The distinction between the true and the false portraitist is that between expression of something felt and representation of something seen; and as the subtilest and noblest part of the human soul can only be felt, as the signs of it in the face can be recognized and translated only by sympathy, so no mere painter can ever succeed in expressing in its fulness the character of any great man. The lines in which holiest passion, subtilest thought, divinest activity have recorded in the face their existence and presence, are hieroglyphs unintelligible to one who has not kindled with that passion, been rapt in that thought, or swept away in sympathy with that activity; he may follow the lines, but must certainly miss their meaning. A successful portrait implies an equality, in some sense, between the artist and his original. The greatest of artists fail most completely in painting people with whom they have no sympathy, and only the mechanical painter succeeds alike with all,—the fair average of his works being a general levelling of his subjects; the great successes of the genuine artist being as surely offset (if one success can find offset in a thousand failures) by as absolute and extreme failure.

As regards portraiture in general, the public may, without injury to Art or history, employ the painters who make the prettiest pictures of them; it doesn't matter to the future, if Mr. Jenkins, or even the Hon. Mr. Twaddle, has employed the promising Mr. Mahlstock to perpetuate him with a hundred transitory and borrowed graces,—if the talented young littérateur, Mr. Simeah, has been found by his limner to resemble Lord Byron amazingly, and has in consequence consented to sit for a half-length, to be done à la Corsair, etc., etc.; but for our men of thought, for those whose works will stand to all time as the signals pointing out the road a nation followed, whose presence and acts shall be our intellectual history,—it is of some little moment that these should be given to us in such visible form, that men shall not conjecture, a thousand years hence, if Emerson were really a man, or a name under which some metaphysical club chose to publish their philosophies. In psychological history, portraits are as necessary as dates; and one of the most valuable gifts to an age is a great portrait-painter,—a Titian, a Gainsborough, a Reynolds, or a Page,—which last has more of the Titianesque character than any one who has painted since the great Venetians lived, and few, indeed, are the generations so endowed.

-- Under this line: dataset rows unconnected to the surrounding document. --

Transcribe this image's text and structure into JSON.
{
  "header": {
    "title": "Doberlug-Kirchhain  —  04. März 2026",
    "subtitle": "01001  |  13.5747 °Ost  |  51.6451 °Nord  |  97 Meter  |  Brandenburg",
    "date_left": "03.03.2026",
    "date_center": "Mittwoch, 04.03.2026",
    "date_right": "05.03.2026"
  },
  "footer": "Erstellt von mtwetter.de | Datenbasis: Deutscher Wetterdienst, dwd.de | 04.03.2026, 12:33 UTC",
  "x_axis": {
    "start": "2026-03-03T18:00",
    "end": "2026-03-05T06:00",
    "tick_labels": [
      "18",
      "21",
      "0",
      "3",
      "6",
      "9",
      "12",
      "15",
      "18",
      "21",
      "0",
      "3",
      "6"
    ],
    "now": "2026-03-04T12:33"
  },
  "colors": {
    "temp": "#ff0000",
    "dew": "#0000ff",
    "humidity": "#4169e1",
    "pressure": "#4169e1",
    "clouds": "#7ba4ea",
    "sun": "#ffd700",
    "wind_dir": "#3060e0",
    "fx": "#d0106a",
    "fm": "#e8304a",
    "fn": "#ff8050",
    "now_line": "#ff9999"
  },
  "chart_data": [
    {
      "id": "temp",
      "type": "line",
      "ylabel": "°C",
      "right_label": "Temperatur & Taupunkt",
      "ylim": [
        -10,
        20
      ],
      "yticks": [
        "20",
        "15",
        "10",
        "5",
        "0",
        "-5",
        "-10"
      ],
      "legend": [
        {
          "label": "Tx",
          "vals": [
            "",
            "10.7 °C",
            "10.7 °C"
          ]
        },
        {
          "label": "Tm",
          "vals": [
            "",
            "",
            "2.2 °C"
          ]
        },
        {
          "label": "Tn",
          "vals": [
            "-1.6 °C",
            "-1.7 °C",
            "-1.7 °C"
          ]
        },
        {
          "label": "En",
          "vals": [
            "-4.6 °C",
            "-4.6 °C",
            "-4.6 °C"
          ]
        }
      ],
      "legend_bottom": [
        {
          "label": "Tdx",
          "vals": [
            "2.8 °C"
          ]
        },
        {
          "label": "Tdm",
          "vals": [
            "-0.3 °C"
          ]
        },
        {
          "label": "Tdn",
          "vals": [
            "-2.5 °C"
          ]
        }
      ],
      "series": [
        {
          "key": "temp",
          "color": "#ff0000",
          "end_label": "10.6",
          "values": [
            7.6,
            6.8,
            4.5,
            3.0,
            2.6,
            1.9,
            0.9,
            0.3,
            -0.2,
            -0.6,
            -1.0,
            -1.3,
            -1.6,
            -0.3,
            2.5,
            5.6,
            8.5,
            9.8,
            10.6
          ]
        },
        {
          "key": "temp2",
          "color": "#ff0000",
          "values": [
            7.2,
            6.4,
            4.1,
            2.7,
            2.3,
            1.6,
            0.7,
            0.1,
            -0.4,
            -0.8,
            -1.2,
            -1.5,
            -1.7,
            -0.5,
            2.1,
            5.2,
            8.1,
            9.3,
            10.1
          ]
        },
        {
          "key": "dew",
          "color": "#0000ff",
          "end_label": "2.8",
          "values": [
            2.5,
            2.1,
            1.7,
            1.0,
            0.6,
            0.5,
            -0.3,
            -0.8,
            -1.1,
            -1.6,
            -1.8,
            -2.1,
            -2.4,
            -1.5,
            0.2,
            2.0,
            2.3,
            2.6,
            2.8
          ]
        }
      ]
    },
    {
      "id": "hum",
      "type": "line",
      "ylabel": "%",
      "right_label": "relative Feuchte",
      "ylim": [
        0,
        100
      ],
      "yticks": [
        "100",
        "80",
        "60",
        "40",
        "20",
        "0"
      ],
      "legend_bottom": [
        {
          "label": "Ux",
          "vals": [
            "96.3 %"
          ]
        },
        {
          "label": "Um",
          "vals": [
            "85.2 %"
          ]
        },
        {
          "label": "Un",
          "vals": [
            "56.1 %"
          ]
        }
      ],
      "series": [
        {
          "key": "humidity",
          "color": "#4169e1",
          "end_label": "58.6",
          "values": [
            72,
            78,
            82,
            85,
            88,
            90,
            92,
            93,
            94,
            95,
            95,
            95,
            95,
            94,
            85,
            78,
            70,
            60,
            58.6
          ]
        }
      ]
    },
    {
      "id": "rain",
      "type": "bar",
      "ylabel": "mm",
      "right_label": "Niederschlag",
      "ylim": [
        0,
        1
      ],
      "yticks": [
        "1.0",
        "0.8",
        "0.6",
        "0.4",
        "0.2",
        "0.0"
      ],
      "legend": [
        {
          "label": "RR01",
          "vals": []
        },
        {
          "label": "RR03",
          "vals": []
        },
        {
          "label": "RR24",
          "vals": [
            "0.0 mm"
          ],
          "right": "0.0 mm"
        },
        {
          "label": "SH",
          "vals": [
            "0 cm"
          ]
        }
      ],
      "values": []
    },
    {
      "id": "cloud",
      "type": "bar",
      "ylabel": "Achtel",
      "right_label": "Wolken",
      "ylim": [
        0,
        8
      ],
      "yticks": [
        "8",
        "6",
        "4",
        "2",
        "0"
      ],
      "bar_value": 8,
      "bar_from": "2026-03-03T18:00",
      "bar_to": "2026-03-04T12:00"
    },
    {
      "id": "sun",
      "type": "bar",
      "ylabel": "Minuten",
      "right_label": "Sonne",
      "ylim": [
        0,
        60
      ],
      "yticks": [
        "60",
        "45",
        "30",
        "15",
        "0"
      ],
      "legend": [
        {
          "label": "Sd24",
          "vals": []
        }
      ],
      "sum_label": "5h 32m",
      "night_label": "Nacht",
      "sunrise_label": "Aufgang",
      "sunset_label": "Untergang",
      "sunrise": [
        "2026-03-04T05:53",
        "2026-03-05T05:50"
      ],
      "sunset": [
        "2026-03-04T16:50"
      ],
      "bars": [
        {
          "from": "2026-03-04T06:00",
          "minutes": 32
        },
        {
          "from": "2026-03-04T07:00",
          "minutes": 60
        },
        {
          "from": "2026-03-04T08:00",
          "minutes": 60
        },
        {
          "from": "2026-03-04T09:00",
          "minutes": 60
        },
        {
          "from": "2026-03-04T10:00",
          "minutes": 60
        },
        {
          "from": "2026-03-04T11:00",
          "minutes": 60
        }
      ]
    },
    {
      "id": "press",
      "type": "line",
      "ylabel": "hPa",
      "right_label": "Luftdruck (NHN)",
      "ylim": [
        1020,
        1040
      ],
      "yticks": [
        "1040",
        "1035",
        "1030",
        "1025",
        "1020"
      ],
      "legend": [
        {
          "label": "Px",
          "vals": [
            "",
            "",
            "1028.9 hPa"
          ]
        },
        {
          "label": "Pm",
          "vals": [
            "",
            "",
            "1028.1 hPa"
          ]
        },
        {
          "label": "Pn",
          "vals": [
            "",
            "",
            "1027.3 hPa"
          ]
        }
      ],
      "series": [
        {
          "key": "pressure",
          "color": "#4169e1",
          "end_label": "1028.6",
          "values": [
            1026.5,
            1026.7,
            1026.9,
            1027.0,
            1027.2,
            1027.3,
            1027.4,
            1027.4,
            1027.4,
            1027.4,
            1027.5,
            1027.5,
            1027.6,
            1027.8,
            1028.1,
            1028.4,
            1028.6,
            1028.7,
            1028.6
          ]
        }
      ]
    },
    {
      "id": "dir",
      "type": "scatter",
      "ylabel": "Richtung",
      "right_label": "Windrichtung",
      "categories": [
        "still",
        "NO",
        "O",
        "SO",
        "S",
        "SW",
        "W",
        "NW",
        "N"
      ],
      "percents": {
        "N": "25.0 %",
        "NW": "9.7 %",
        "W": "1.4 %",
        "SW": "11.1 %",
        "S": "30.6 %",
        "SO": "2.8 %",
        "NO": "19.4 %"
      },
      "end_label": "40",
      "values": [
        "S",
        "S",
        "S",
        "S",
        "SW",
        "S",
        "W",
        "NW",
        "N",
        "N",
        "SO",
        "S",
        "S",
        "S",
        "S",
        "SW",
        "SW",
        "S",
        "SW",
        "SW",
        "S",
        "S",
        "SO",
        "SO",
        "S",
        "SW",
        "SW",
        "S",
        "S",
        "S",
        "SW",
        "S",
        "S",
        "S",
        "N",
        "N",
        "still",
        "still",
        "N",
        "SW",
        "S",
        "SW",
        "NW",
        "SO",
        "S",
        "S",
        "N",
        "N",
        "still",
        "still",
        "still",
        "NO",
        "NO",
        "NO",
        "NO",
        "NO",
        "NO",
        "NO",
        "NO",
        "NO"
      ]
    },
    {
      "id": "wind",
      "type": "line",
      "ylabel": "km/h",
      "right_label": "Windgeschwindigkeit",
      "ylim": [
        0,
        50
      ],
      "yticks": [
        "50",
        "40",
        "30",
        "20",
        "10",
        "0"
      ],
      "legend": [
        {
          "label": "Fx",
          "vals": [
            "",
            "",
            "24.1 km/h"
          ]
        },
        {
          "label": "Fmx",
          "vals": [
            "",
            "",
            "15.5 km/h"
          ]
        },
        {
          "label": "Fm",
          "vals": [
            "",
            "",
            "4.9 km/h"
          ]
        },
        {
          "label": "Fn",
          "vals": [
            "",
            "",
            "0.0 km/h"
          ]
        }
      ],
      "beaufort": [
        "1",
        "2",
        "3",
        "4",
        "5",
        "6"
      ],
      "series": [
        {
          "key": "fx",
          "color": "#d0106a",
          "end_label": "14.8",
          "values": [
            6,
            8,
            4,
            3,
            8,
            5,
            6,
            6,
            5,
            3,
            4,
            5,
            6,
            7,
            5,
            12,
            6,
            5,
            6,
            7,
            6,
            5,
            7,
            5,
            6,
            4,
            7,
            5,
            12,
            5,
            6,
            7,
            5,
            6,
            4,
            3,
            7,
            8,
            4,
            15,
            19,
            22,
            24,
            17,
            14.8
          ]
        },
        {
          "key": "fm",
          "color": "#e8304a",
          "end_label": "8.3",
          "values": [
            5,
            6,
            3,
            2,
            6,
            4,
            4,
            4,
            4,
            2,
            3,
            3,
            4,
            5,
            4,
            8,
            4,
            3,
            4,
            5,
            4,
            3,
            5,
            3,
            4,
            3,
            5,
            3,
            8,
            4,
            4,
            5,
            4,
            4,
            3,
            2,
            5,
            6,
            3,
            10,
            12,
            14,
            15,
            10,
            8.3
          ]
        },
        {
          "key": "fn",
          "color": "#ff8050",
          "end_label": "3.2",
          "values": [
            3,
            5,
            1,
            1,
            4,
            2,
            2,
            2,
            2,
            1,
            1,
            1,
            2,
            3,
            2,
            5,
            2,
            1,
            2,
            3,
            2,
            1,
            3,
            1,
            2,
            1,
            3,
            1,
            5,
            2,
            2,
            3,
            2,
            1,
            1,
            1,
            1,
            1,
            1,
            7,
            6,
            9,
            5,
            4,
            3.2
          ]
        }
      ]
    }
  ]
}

Beside this full insight and representation of character, which makes the ideal portraiture, we have the less complete, but only in degree less valuable, apprehension which results from a point of sympathy, a likeness of liking in one or more fields of thought, a common sensitiveness, a common interest; and the rarer sympathy between artist and subject, of that intimacy and complete understanding of personal character, which, even where no great talent exists in the artist, gives a unique value to his work, but which, where the intimacy is that of great minds, gives us works on which no dilettanteism, even, makes a criticism,—as in that portrait of Dante by Giotto, to our mind the portrait par excellence of past time.